Las políticas de transferencias sociales han tenido un rol central para contener los niveles de indigencia. Programas como la Asignación Universal por Hijo (AUH) evitaron que la pobreza extrema infantil se disparara, sin estas herramientas, la indigencia en la niñez sería al menos 10 puntos porcentuales más alta. UNICEF alerta sobre una tendencia preocupante: en los últimos años, el presupuesto destinado a áreas estratégicas como salud infantil, primera infancia y becas escolares se redujo en términos reales, debilitando las respuestas estructurales del Estado y poniendo en riesgo el acceso equitativo a derechos básicos.

Radiografía de la injusticia 

La pobreza infantil en Argentina no es solo un indicador social: es el síntoma más doloroso de una desigualdad estructural que atraviesa generaciones. Las cifras que muestran que más de la mitad de la infancia vive en la pobreza no deberían leerse únicamente como estadísticas, sino como una alerta ética y política que interpela a toda la sociedad.

Ante esta realidad, es necesario que la problemática se coloque en el centro de la agenda pública. La pobreza infantil no puede ser entendida como un dato coyuntural, es, en realidad, el reflejo de un modelo social y político que ha naturalizado que millones de niñas, niños y adolescentes crezcan privados de derechos.

Los datos del INDEC y los informes de UNICEF son claros: más de uno de cada dos chicos y chicas no accede a condiciones de vida dignas. Pero detrás de esos números fríos se esconde una verdad más incómoda: la pobreza infantil no es producto de la casualidad, sino de decisiones políticas, de prioridades presupuestarias, de desigualdades históricas que el Estado aún no ha sabido o no ha querido revertir.

La falta de acceso a la salud, la alimentación adecuada o la educación temprana no son solo carencias actuales: son heridas que condicionan la trayectoria vital de toda una generación. ¿Podemos hablar de igualdad de oportunidades cuando un niño/a del NOA o del NEA tiene seis veces más probabilidades de ser pobre que uno de los grandes centros urbanos? ¿Podemos hablar de democracia plena si millones de infancias crecen sin el ejercicio efectivo de sus derechos?

Políticamente, esta situación interpela al Estado en su rol más esencial: ser garante de derechos.
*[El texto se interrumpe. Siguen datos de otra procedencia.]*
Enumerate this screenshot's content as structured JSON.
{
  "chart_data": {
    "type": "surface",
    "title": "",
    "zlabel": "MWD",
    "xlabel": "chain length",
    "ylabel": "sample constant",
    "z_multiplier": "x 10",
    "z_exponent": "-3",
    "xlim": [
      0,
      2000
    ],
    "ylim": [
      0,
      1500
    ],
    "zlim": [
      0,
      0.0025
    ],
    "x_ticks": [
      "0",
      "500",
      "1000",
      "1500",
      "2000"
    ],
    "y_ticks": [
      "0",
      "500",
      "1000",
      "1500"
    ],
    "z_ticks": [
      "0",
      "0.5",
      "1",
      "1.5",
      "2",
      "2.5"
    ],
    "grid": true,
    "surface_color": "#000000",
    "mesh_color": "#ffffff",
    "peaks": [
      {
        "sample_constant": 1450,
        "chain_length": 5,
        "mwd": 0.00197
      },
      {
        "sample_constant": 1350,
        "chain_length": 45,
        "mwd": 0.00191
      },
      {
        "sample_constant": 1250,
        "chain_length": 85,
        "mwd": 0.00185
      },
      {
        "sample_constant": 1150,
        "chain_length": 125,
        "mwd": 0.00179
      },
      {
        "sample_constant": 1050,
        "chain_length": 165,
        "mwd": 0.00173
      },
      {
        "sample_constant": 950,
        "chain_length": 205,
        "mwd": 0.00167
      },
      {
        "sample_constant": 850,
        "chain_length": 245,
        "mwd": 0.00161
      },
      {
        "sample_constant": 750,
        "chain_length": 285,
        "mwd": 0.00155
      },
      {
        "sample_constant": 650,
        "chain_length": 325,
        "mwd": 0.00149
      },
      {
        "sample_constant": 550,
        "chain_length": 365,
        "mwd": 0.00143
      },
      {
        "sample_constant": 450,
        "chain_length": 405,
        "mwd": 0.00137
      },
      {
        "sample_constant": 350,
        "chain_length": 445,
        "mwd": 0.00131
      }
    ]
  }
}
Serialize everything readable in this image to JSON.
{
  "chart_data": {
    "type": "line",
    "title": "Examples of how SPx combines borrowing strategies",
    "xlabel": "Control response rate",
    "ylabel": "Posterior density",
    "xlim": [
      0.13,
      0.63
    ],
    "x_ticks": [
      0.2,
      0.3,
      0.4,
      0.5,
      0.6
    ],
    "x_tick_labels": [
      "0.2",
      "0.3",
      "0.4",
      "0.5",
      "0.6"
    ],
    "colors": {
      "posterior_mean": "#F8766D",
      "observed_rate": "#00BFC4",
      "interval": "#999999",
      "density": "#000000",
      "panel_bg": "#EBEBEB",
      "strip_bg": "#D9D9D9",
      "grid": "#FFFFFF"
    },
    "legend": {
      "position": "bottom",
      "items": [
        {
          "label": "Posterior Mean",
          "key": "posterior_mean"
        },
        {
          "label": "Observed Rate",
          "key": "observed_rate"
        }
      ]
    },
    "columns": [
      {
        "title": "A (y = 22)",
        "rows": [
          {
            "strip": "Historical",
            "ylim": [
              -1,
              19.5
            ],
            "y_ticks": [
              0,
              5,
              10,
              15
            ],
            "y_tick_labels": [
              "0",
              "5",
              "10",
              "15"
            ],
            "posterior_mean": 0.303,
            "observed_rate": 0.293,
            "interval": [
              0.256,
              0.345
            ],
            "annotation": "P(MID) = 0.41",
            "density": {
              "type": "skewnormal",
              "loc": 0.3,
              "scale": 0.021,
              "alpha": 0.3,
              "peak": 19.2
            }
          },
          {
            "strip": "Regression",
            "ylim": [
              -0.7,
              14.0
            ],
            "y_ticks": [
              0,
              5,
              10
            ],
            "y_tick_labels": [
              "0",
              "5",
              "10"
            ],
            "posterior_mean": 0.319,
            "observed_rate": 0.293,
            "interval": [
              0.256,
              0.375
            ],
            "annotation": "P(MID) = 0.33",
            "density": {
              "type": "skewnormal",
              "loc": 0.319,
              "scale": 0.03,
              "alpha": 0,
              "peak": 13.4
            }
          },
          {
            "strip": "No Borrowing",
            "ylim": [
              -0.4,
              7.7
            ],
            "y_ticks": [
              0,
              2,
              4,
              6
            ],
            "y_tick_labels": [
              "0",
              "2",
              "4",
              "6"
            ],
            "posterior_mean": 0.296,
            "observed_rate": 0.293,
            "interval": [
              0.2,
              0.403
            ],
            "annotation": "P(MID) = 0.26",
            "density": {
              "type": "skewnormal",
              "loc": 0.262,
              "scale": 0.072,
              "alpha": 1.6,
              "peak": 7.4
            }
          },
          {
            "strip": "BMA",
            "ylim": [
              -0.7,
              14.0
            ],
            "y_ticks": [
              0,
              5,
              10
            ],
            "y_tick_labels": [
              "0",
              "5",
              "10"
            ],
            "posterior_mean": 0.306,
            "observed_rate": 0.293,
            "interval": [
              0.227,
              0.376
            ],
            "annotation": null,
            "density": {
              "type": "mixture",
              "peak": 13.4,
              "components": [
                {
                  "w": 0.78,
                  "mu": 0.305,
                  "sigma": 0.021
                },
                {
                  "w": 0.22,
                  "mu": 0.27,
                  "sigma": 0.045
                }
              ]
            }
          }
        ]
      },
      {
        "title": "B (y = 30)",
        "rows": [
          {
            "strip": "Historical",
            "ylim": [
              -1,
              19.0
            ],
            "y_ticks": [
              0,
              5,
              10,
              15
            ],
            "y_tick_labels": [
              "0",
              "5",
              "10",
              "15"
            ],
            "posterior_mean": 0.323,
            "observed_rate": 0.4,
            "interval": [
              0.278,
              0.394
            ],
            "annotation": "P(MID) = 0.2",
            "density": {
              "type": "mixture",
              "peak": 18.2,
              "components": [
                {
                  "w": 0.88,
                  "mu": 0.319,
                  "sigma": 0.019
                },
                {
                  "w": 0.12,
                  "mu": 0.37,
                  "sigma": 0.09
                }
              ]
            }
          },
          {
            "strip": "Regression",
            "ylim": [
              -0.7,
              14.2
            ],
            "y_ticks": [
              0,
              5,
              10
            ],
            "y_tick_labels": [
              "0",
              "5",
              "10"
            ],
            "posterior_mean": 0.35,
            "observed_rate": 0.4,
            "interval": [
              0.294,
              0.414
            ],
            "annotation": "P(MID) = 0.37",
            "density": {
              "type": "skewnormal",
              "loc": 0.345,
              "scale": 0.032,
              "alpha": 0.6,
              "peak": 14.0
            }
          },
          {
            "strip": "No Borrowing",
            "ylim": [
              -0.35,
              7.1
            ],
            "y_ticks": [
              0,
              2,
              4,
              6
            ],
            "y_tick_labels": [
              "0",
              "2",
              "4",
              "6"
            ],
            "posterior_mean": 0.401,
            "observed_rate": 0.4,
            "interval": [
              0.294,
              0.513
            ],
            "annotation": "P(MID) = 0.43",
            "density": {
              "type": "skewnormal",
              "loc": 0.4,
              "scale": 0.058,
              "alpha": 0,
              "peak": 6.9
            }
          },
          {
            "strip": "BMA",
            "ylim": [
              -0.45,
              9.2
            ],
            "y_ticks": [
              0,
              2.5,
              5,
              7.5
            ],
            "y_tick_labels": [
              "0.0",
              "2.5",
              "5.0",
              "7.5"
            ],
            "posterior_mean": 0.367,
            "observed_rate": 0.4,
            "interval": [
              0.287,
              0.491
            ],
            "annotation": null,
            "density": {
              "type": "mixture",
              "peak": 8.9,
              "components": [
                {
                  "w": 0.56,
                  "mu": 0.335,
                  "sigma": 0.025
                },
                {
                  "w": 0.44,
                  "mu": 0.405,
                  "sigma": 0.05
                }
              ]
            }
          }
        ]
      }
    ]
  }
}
No se trata de “asistir” sino de reconocer, proteger y garantizar, tal como establecen la Convención sobre los Derechos del Niño y la Ley 26.061 de Protección Integral de los Derechos de Niñas, Niños y Adolescentes.

Garantizar los derechos de la niñez no es solo una obligación legal: es una apuesta ética y política por el futuro. No hay justicia social posible mientras las infancias sigan creciendo en la pobreza. Y la pregunta que como sociedad debemos hacernos es clara: ¿Qué lugar le damos a nuestras niñas y niños en el proyecto de país que queremos construir?